Mill is arguing in this section that it is not improper to tax landlords, because the value of land to which they have title accrues in value without them having to do anything. “Suppose that there is a kind of income which constantly tends to increase, without any exertion or sacrifice on the part of the owners…. In such a case it would be no violation of the principles on which private property is grounded, if the state should appropriate this increase of wealth, or part of it, as it arises…. Now this is actually the case with rent.” Mill is certainly not saying, as the meme implies, that landlords aren’t entitled to rents, only that it’s not unjust to tax them on rents.

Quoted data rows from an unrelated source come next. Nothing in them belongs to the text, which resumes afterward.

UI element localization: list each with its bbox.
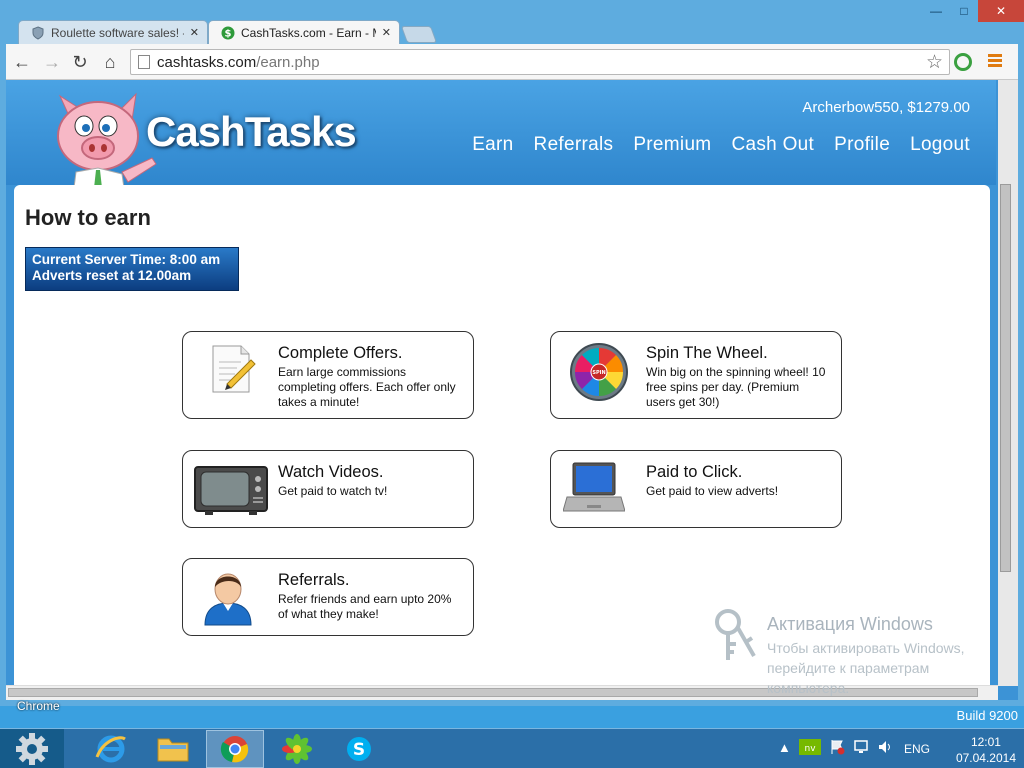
new-tab-button[interactable] xyxy=(400,26,438,43)
card-desc: Get paid to watch tv! xyxy=(278,484,388,498)
site-logo[interactable]: CashTasks xyxy=(146,108,357,156)
chrome-icon xyxy=(220,736,249,763)
card-referrals[interactable]: Referrals. Refer friends and earn upto 2… xyxy=(182,558,474,636)
settings-gear-button[interactable] xyxy=(0,729,64,768)
card-desc: Win big on the spinning wheel! 10 free s… xyxy=(646,365,826,409)
close-window-button[interactable]: ✕ xyxy=(978,0,1024,22)
tab-label: Roulette software sales! - S xyxy=(51,25,184,40)
tab-label: CashTasks.com - Earn - M xyxy=(241,25,376,40)
build-number: Build 9200 xyxy=(956,708,1018,723)
dollar-favicon-icon: $ xyxy=(221,26,235,39)
browser-window: — □ ✕ Roulette software sales! - S ✕ $ C… xyxy=(0,0,1024,706)
tab-roulette[interactable]: Roulette software sales! - S ✕ xyxy=(18,20,208,44)
television-icon xyxy=(194,466,268,515)
home-icon[interactable]: ⌂ xyxy=(100,52,120,72)
nav-earn[interactable]: Earn xyxy=(472,134,513,156)
laptop-icon xyxy=(563,462,625,512)
svg-text:S: S xyxy=(353,740,365,760)
system-tray: ▲ nv xyxy=(778,739,893,755)
document-pencil-icon xyxy=(212,345,256,393)
card-title: Complete Offers. xyxy=(278,344,403,362)
tab-strip: Roulette software sales! - S ✕ $ CashTas… xyxy=(8,20,608,44)
internet-explorer-icon xyxy=(95,735,126,763)
spin-wheel-icon: SPIN xyxy=(570,343,628,401)
card-desc: Get paid to view adverts! xyxy=(646,484,779,498)
nav-logout[interactable]: Logout xyxy=(910,134,970,156)
activation-title: Активация Windows xyxy=(767,614,933,634)
chrome-taskbar-button[interactable] xyxy=(206,730,264,768)
site-header: CashTasks Archerbow550, $1279.00 Earn Re… xyxy=(6,80,996,188)
internet-explorer-button[interactable] xyxy=(82,730,140,768)
main-nav: Earn Referrals Premium Cash Out Profile … xyxy=(472,134,970,156)
icq-flower-icon xyxy=(282,734,312,764)
svg-text:nv: nv xyxy=(804,744,816,754)
page-viewport: CashTasks Archerbow550, $1279.00 Earn Re… xyxy=(6,80,1018,700)
chrome-desktop-label: Chrome xyxy=(17,699,60,713)
maximize-button[interactable]: □ xyxy=(950,0,978,22)
browser-toolbar: ← → ↻ ⌂ cashtasks.com/earn.php ☆ xyxy=(6,44,1018,80)
clock-time: 12:01 xyxy=(970,735,1001,749)
user-balance: Archerbow550, $1279.00 xyxy=(802,99,970,116)
key-icon xyxy=(715,609,756,660)
chevron-up-icon[interactable]: ▲ xyxy=(778,740,791,755)
forward-arrow-icon[interactable]: → xyxy=(42,52,62,72)
minimize-button[interactable]: — xyxy=(922,0,950,22)
nav-cash-out[interactable]: Cash Out xyxy=(731,134,814,156)
window-controls: — □ ✕ xyxy=(922,0,1024,22)
wheel-spin-label: SPIN xyxy=(592,370,605,376)
card-desc: Earn large commissions completing offers… xyxy=(278,365,456,409)
shield-icon xyxy=(32,25,44,40)
reset-note: Adverts reset at 12.00am xyxy=(32,268,192,283)
taskbar: S ▲ nv ENG 12:01 07.04.2014 xyxy=(0,728,1024,768)
skype-button[interactable]: S xyxy=(330,730,388,768)
nav-profile[interactable]: Profile xyxy=(834,134,890,156)
card-watch-videos[interactable]: Watch Videos. Get paid to watch tv! xyxy=(182,450,474,528)
network-icon[interactable] xyxy=(853,739,869,755)
nav-premium[interactable]: Premium xyxy=(633,134,711,156)
chrome-menu-icon[interactable] xyxy=(988,54,1002,68)
tab-close-icon[interactable]: ✕ xyxy=(190,26,199,39)
skype-icon: S xyxy=(347,737,371,761)
activation-text: Чтобы активировать Windows, перейдите к … xyxy=(767,640,965,696)
card-desc: Refer friends and earn upto 20% of what … xyxy=(278,592,452,621)
gear-icon xyxy=(16,733,48,765)
flag-alert-icon[interactable] xyxy=(829,739,845,755)
scroll-thumb[interactable] xyxy=(1000,184,1011,572)
nav-referrals[interactable]: Referrals xyxy=(534,134,614,156)
pig-mascot-icon xyxy=(57,92,157,188)
language-indicator[interactable]: ENG xyxy=(904,742,930,756)
card-title: Spin The Wheel. xyxy=(646,344,768,362)
address-bar[interactable]: cashtasks.com/earn.php ☆ xyxy=(130,49,950,75)
server-time-box: Current Server Time: 8:00 am Adverts res… xyxy=(25,247,239,291)
icq-button[interactable] xyxy=(268,730,326,768)
back-arrow-icon[interactable]: ← xyxy=(12,52,32,72)
url-text[interactable]: cashtasks.com/earn.php xyxy=(157,54,320,71)
card-paid-to-click[interactable]: Paid to Click. Get paid to view adverts! xyxy=(550,450,842,528)
page-icon xyxy=(138,55,150,69)
content-panel: How to earn Current Server Time: 8:00 am… xyxy=(14,185,990,685)
folder-icon xyxy=(157,738,189,762)
file-explorer-button[interactable] xyxy=(144,730,202,768)
tab-close-icon[interactable]: ✕ xyxy=(382,26,391,39)
card-complete-offers[interactable]: Complete Offers. Earn large commissions … xyxy=(182,331,474,419)
clock[interactable]: 12:01 07.04.2014 xyxy=(956,734,1016,766)
vertical-scrollbar[interactable] xyxy=(998,80,1018,686)
nvidia-icon[interactable]: nv xyxy=(798,739,821,755)
page-title: How to earn xyxy=(25,205,151,230)
svg-text:$: $ xyxy=(225,28,232,39)
card-spin-wheel[interactable]: SPIN Spin The Wheel. Win big on the spin… xyxy=(550,331,842,419)
volume-icon[interactable] xyxy=(877,739,893,755)
card-title: Referrals. xyxy=(278,571,350,589)
clock-date: 07.04.2014 xyxy=(955,751,1016,765)
card-title: Paid to Click. xyxy=(646,463,743,481)
extension-icon[interactable] xyxy=(954,53,972,71)
bookmark-star-icon[interactable]: ☆ xyxy=(926,51,943,74)
reload-icon[interactable]: ↻ xyxy=(70,52,90,72)
card-title: Watch Videos. xyxy=(278,463,384,481)
tab-cashtasks[interactable]: $ CashTasks.com - Earn - M ✕ xyxy=(208,20,400,44)
server-time: Current Server Time: 8:00 am xyxy=(32,252,221,267)
person-icon xyxy=(204,573,252,626)
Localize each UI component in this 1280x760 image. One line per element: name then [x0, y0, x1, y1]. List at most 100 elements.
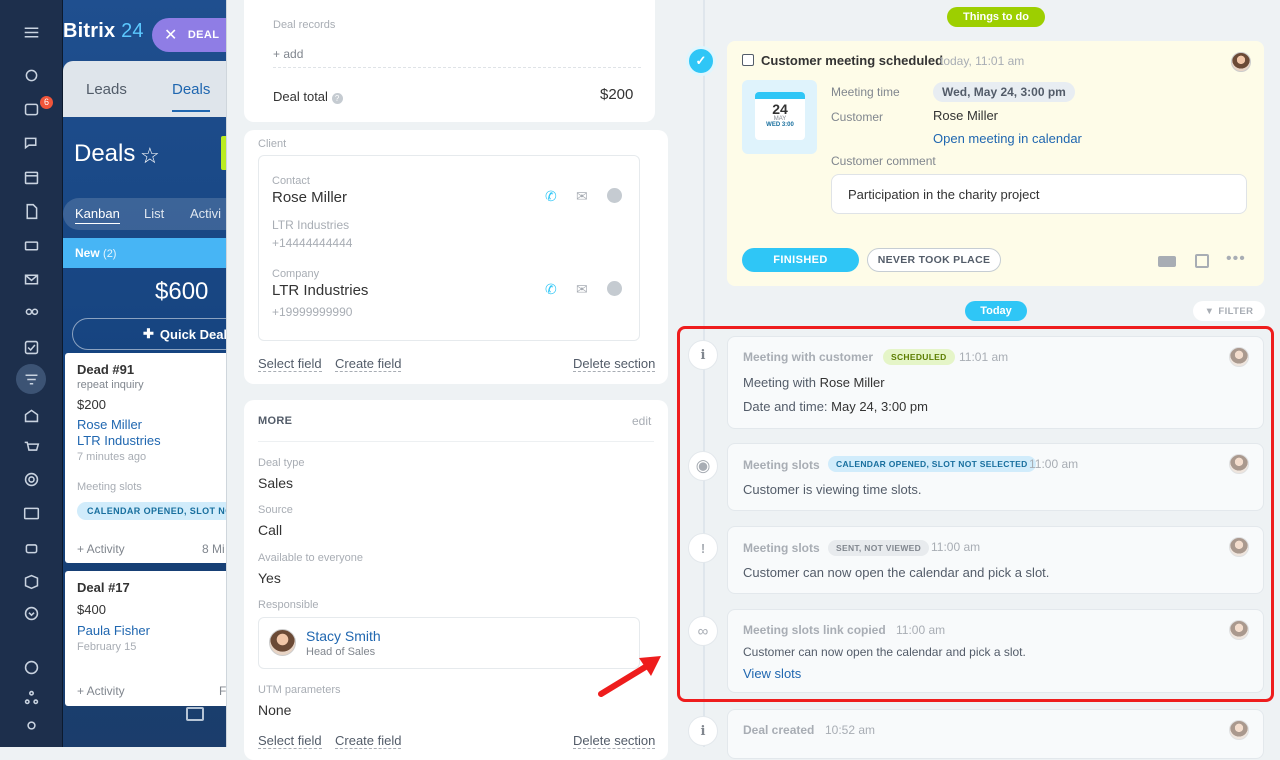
info-icon: i: [688, 716, 718, 746]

But there’s a different level on which the meme is wrong-headed, and wrong to conscript Mill into its purpose. The word “landlord” had a slightly different meaning in the 1840s than it does today. Landlords used to be literal lords, who had title to lands on the basis of royal privilege. While it might be fair to characterize them as not working or taking risks, it’s certainly false in today’s context. While we continue to use the same word, landlords of today aren’t literal lords, just regular people who own properties from which they can derive rental income. This very obviously does involve work and risk. Mid-19th-century objections to aristocratic landlordism do not tell us anything about today’s rental market, nor do they undermine the reality of the work and risk a property owner of today must incur, and without which there’d be an even greater housing shortage. Apartment buildings don’t grow on trees.